Schwannomas are characterized by Antoni A (spindle cells in a palisading formation known as "Verocay bodies")as seen here, generally admixed with Antoni B (more loosely organized tumor cells that may more cystic spaces) areas. Schwannomas are pseudoencapsulated tumors with a solid tan gross appearance. Bizarre hyperchromatic cells may be seen in ancient schwannomas and should not cause alarm. Blood vessels can be quite prominent. At low power, an Antoni A area is demonstrated with palisading nuclei. Note, however, that palisading nuclei are not specific for schwannomas and can be seen in other entities such as leiomyomas and GISTs.
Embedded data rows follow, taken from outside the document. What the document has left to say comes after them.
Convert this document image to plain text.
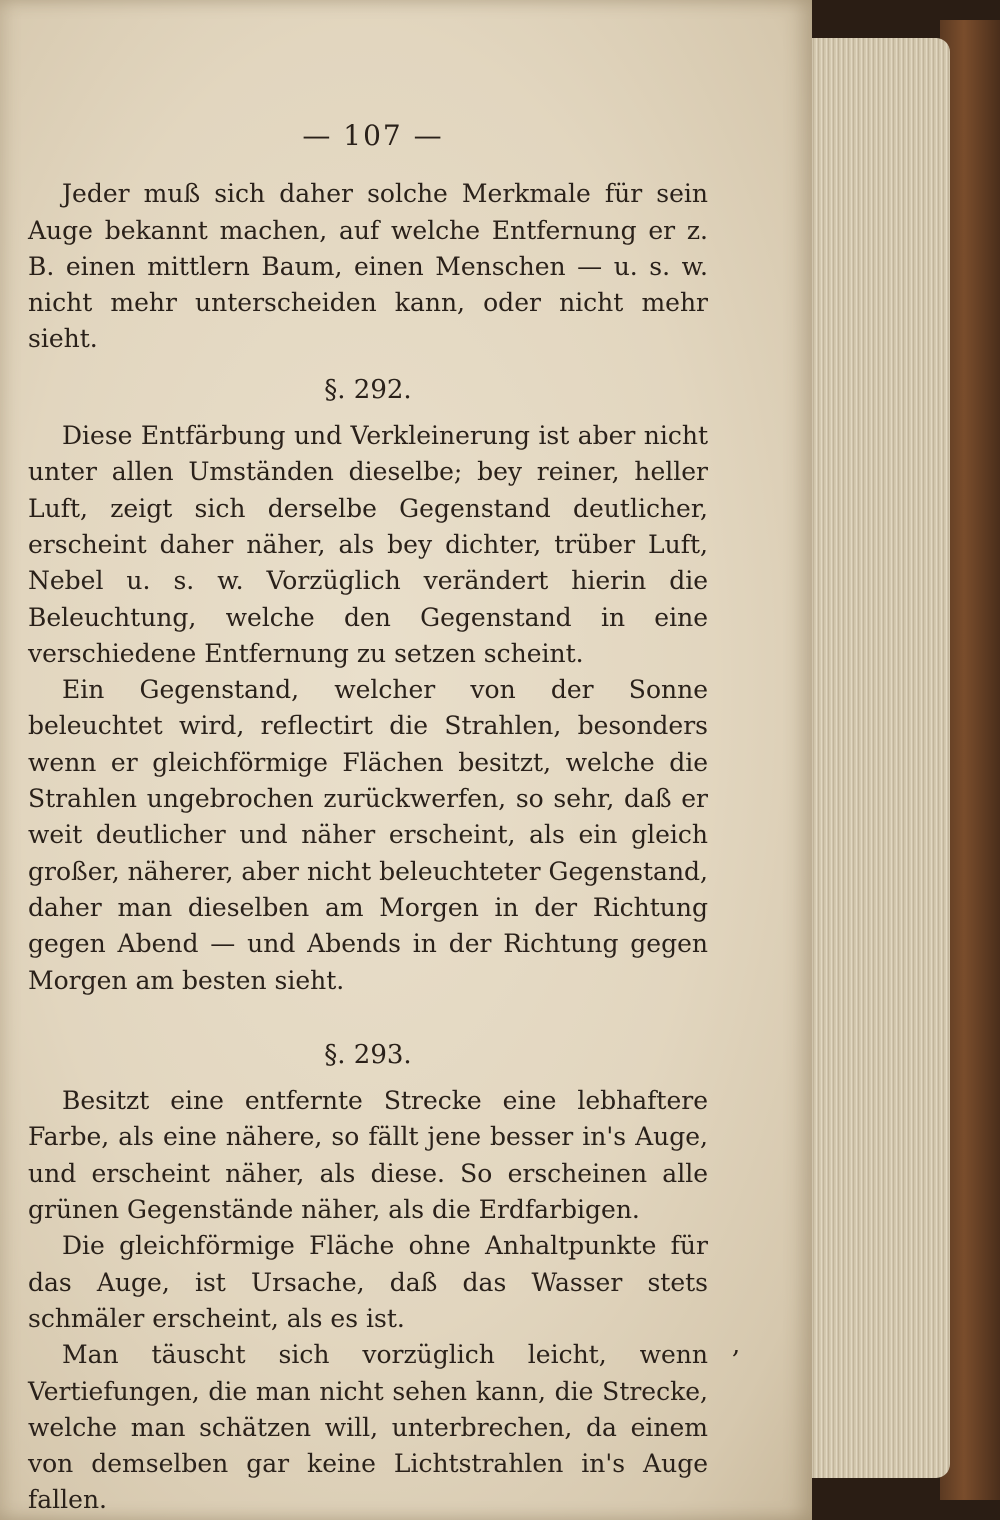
— 107 —

Jeder muß sich daher solche Merkmale für sein Auge bekannt machen, auf welche Entfernung er z. B. einen mittlern Baum, einen Menschen — u. s. w. nicht mehr unterscheiden kann, oder nicht mehr sieht.

§. 292.

Diese Entfärbung und Verkleinerung ist aber nicht unter allen Umständen dieselbe; bey reiner, heller Luft, zeigt sich derselbe Gegenstand deutlicher, erscheint daher näher, als bey dichter, trüber Luft, Nebel u. s. w. Vorzüglich verändert hierin die Beleuchtung, welche den Gegenstand in eine verschiedene Entfernung zu setzen scheint.

Ein Gegenstand, welcher von der Sonne beleuchtet wird, reflectirt die Strahlen, besonders wenn er gleichförmige Flächen besitzt, welche die Strahlen ungebrochen zurückwerfen, so sehr, daß er weit deutlicher und näher erscheint, als ein gleich großer, näherer, aber nicht beleuchteter Gegenstand, daher man dieselben am Morgen in der Richtung gegen Abend — und Abends in der Richtung gegen Morgen am besten sieht.

§. 293.

Besitzt eine entfernte Strecke eine lebhaftere Farbe, als eine nähere, so fällt jene besser in's Auge, und erscheint näher, als diese. So erscheinen alle grünen Gegenstände näher, als die Erdfarbigen.

Die gleichförmige Fläche ohne Anhaltpunkte für das Auge, ist Ursache, daß das Wasser stets schmäler erscheint, als es ist.

Man täuscht sich vorzüglich leicht, wenn Vertiefungen, die man nicht sehen kann, die Strecke, welche man schätzen will, unterbrechen, da einem von demselben gar keine Lichtstrahlen in's Auge fallen.

,
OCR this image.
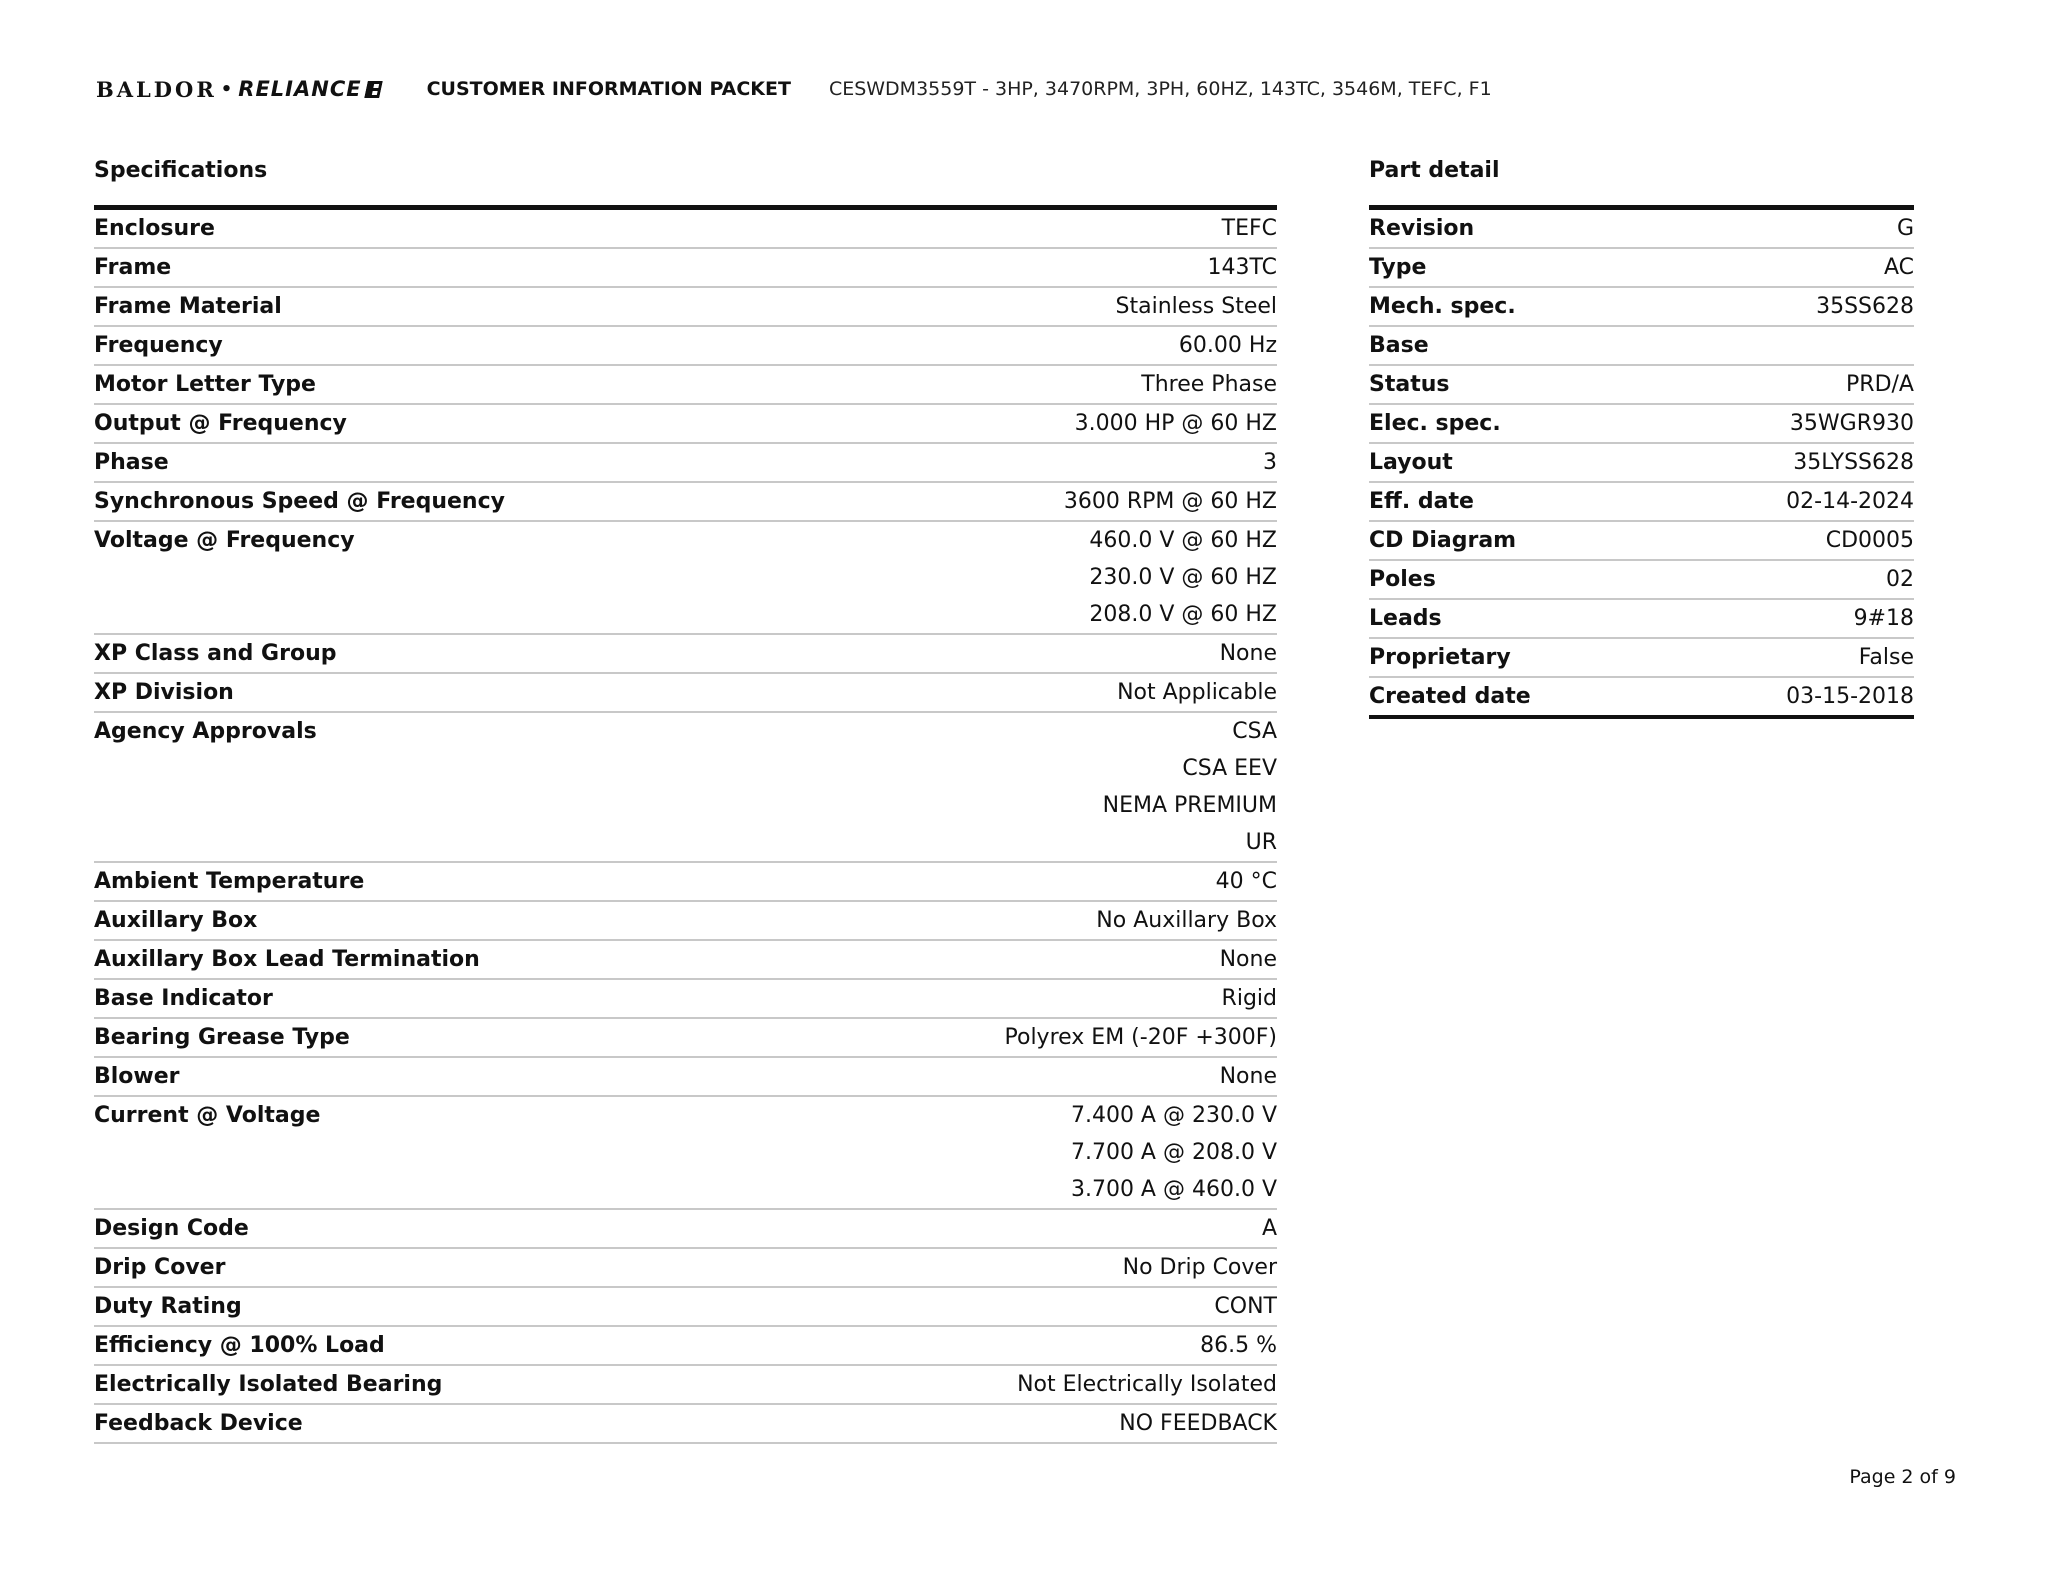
BALDOR • RELIANCE	CUSTOMER INFORMATION PACKET CESWDM3559T - 3HP, 3470RPM, 3PH, 60HZ, 143TC, 3546M, TEFC, F1
Specifications
Enclosure	TEFC

Frame	143TC

Frame Material	Stainless Steel

Frequency	60.00 Hz

Motor Letter Type	Three Phase

Output @ Frequency	3.000 HP @ 60 HZ

Phase	3

Synchronous Speed @ Frequency	3600 RPM @ 60 HZ

Voltage @ Frequency	460.0 V @ 60 HZ
230.0 V @ 60 HZ
208.0 V @ 60 HZ

XP Class and Group	None

XP Division	Not Applicable

Agency Approvals	CSA
CSA EEV
NEMA PREMIUM
UR

Ambient Temperature	40 °C

Auxillary Box	No Auxillary Box

Auxillary Box Lead Termination	None

Base Indicator	Rigid

Bearing Grease Type	Polyrex EM (-20F +300F)

Blower	None

Current @ Voltage	7.400 A @ 230.0 V
7.700 A @ 208.0 V
3.700 A @ 460.0 V

Design Code	A

Drip Cover	No Drip Cover

Duty Rating	CONT

Efficiency @ 100% Load	86.5 %

Electrically Isolated Bearing	Not Electrically Isolated

Feedback Device	NO FEEDBACK
Part detail
Revision	G
Type	AC
Mech. spec.	35SS628
Base	
Status	PRD/A
Elec. spec.	35WGR930
Layout	35LYSS628
Eff. date	02-14-2024
CD Diagram	CD0005
Poles	02
Leads	9#18
Proprietary	False
Created date	03-15-2018
Page 2 of 9
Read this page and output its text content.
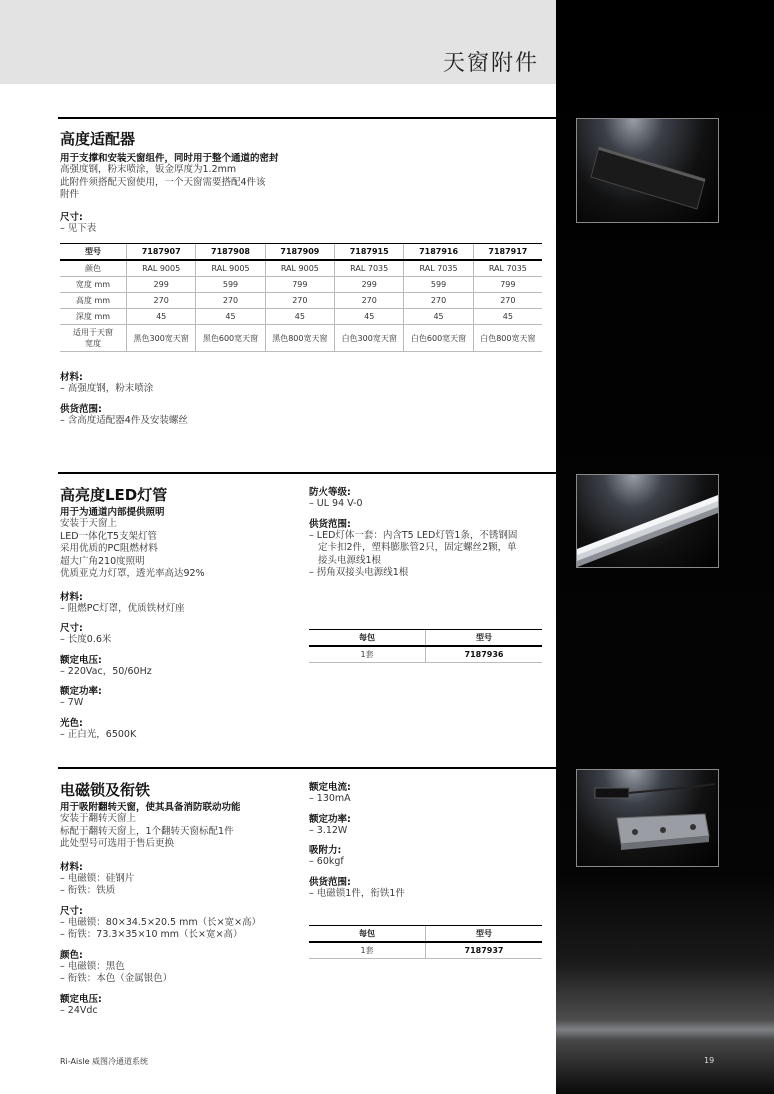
天窗附件
高度适配器
用于支撑和安装天窗组件，同时用于整个通道的密封
高强度钢，粉末喷涂，钣金厚度为1.2mm
此附件须搭配天窗使用，一个天窗需要搭配4件该
附件
尺寸:
– 见下表
型号	7187907	7187908	7187909	7187915	7187916	7187917
颜色	RAL 9005	RAL 9005	RAL 9005	RAL 7035	RAL 7035	RAL 7035
宽度 mm	299	599	799	299	599	799
高度 mm	270	270	270	270	270	270
深度 mm	45	45	45	45	45	45
适用于天窗
宽度	黑色300宽天窗	黑色600宽天窗	黑色800宽天窗	白色300宽天窗	白色600宽天窗	白色800宽天窗
材料:
– 高强度钢，粉末喷涂
供货范围:
– 含高度适配器4件及安装螺丝
高亮度LED灯管
用于为通道内部提供照明
安装于天窗上
LED一体化T5支架灯管
采用优质的PC阻燃材料
超大广角210度照明
优质亚克力灯罩，透光率高达92%
材料:
– 阻燃PC灯罩，优质铁材灯座
尺寸:
– 长度0.6米
额定电压:
– 220Vac，50/60Hz
额定功率:
– 7W
光色:
– 正白光，6500K
防火等级:
– UL 94 V-0
供货范围:
– LED灯体一套：内含T5 LED灯管1条，不锈钢固
定卡扣2件，塑料膨胀管2只，固定螺丝2颗，单
接头电源线1根
– 拐角双接头电源线1根
每包	型号
1套	7187936
电磁锁及衔铁
用于吸附翻转天窗，使其具备消防联动功能
安装于翻转天窗上
标配于翻转天窗上，1个翻转天窗标配1件
此处型号可选用于售后更换
材料:
– 电磁锁：硅钢片
– 衔铁：铁质
尺寸:
– 电磁锁：80×34.5×20.5 mm（长×宽×高）
– 衔铁：73.3×35×10 mm（长×宽×高）
颜色:
– 电磁锁：黑色
– 衔铁：本色（金属银色）
额定电压:
– 24Vdc
额定电流:
– 130mA
额定功率:
– 3.12W
吸附力:
– 60kgf
供货范围:
– 电磁锁1件，衔铁1件
每包	型号
1套	7187937
Ri-Aisle 威图冷通道系统	19
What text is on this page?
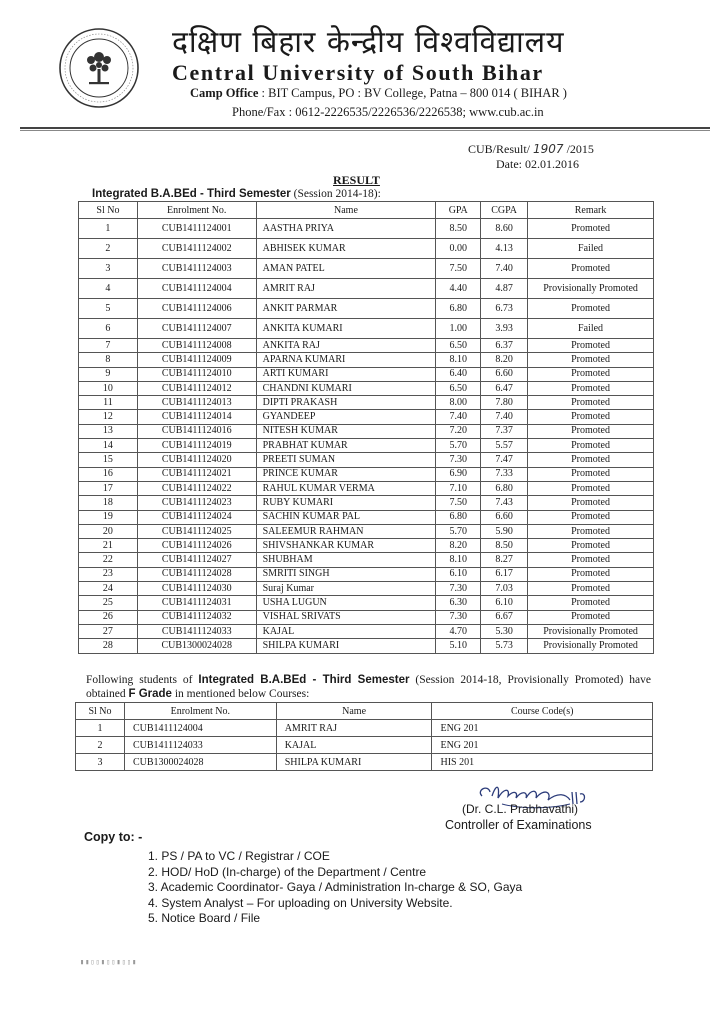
दक्षिण बिहार केन्द्रीय विश्वविद्यालय
Central University of South Bihar
Camp Office : BIT Campus, PO : BV College, Patna – 800 014 ( BIHAR )
Phone/Fax : 0612-2226535/2226536/2226538; www.cub.ac.in
CUB/Result/ 1907 /2015
Date: 02.01.2016
RESULT
Integrated B.A.BEd - Third Semester (Session 2014-18):
Sl No	Enrolment No.	Name	GPA	CGPA	Remark
1	CUB1411124001	AASTHA PRIYA	8.50	8.60	Promoted
2	CUB1411124002	ABHISEK KUMAR	0.00	4.13	Failed
3	CUB1411124003	AMAN PATEL	7.50	7.40	Promoted
4	CUB1411124004	AMRIT RAJ	4.40	4.87	Provisionally Promoted
5	CUB1411124006	ANKIT PARMAR	6.80	6.73	Promoted
6	CUB1411124007	ANKITA KUMARI	1.00	3.93	Failed
7	CUB1411124008	ANKITA RAJ	6.50	6.37	Promoted
8	CUB1411124009	APARNA KUMARI	8.10	8.20	Promoted
9	CUB1411124010	ARTI KUMARI	6.40	6.60	Promoted
10	CUB1411124012	CHANDNI KUMARI	6.50	6.47	Promoted
11	CUB1411124013	DIPTI PRAKASH	8.00	7.80	Promoted
12	CUB1411124014	GYANDEEP	7.40	7.40	Promoted
13	CUB1411124016	NITESH KUMAR	7.20	7.37	Promoted
14	CUB1411124019	PRABHAT KUMAR	5.70	5.57	Promoted
15	CUB1411124020	PREETI SUMAN	7.30	7.47	Promoted
16	CUB1411124021	PRINCE KUMAR	6.90	7.33	Promoted
17	CUB1411124022	RAHUL KUMAR VERMA	7.10	6.80	Promoted
18	CUB1411124023	RUBY KUMARI	7.50	7.43	Promoted
19	CUB1411124024	SACHIN KUMAR PAL	6.80	6.60	Promoted
20	CUB1411124025	SALEEMUR RAHMAN	5.70	5.90	Promoted
21	CUB1411124026	SHIVSHANKAR KUMAR	8.20	8.50	Promoted
22	CUB1411124027	SHUBHAM	8.10	8.27	Promoted
23	CUB1411124028	SMRITI SINGH	6.10	6.17	Promoted
24	CUB1411124030	Suraj Kumar	7.30	7.03	Promoted
25	CUB1411124031	USHA LUGUN	6.30	6.10	Promoted
26	CUB1411124032	VISHAL SRIVATS	7.30	6.67	Promoted
27	CUB1411124033	KAJAL	4.70	5.30	Provisionally Promoted
28	CUB1300024028	SHILPA KUMARI	5.10	5.73	Provisionally Promoted
Following students of Integrated B.A.BEd - Third Semester (Session 2014-18, Provisionally Promoted) have obtained F Grade in mentioned below Courses:
Sl No	Enrolment No.	Name	Course Code(s)
1	CUB1411124004	AMRIT RAJ	ENG 201
2	CUB1411124033	KAJAL	ENG 201
3	CUB1300024028	SHILPA KUMARI	HIS 201
(Dr. C.L. Prabhavathi)
Controller of Examinations
Copy to: -
1. PS / PA to VC / Registrar / COE
2. HOD/ HoD (In-charge) of the Department / Centre
3. Academic Coordinator- Gaya / Administration In-charge & SO, Gaya
4. System Analyst – For uploading on University Website.
5. Notice Board / File
▮▮▯▯▮▯▯▮▯▯▮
The Verocay bodies can be appreciated here.

At even higher power, the neoplastic Schwann cells have fairly bland nuclei without nucleoli. Abundant eosinophilic cytoplasm fills the spindle cells.

The looser more edematous regions are designated Antoni B areas.

The Schwann cells are tapered spindled cells with slightly wavy nuclei.


Tumors or tumor-like conditions arising in peripheral nerves fall into two broad categories: non-neoplastic and neoplastic. The non-neoplastic tumor-like growths include traumatic neuromas, Morton neuromas (a subtype of traumatic neuroma) and palisaded encapsulated neuromas. Neoplastic benign growths include benign tumors such as schwannomas, neurofibromas and perineuriomas. The malignant tumors are grouped under the term "malignant peripheral nerve sheat tumors" (Rosai).

Schwannoma (a.k.a neurolemoma) is an encapsulated profileration of Schwann cells. The mass is actually located outside of the nerve, although at the periphery of the tumor, nerve fibers can be identified.

The tumor cells are positive for S-100, calcineurin, basal lamina components (e.g. laminin), and vimentin, among others (Rosai). Multiple schwannomas and bilateral acoustic schwannomas are indicative of Neurofibromatosis type 2.


Frequently asymptomatic and detected incidentally, although some produce compression symptoms, particularly in children.


Largely a benign tumor. Malignant degeneration is exceptionally rare.


Rosai, J. Rosai and Ackerman's Surgical Pathology. 9th Ed. Philadelphia, PA: Elsevier; 2004: 2264-5.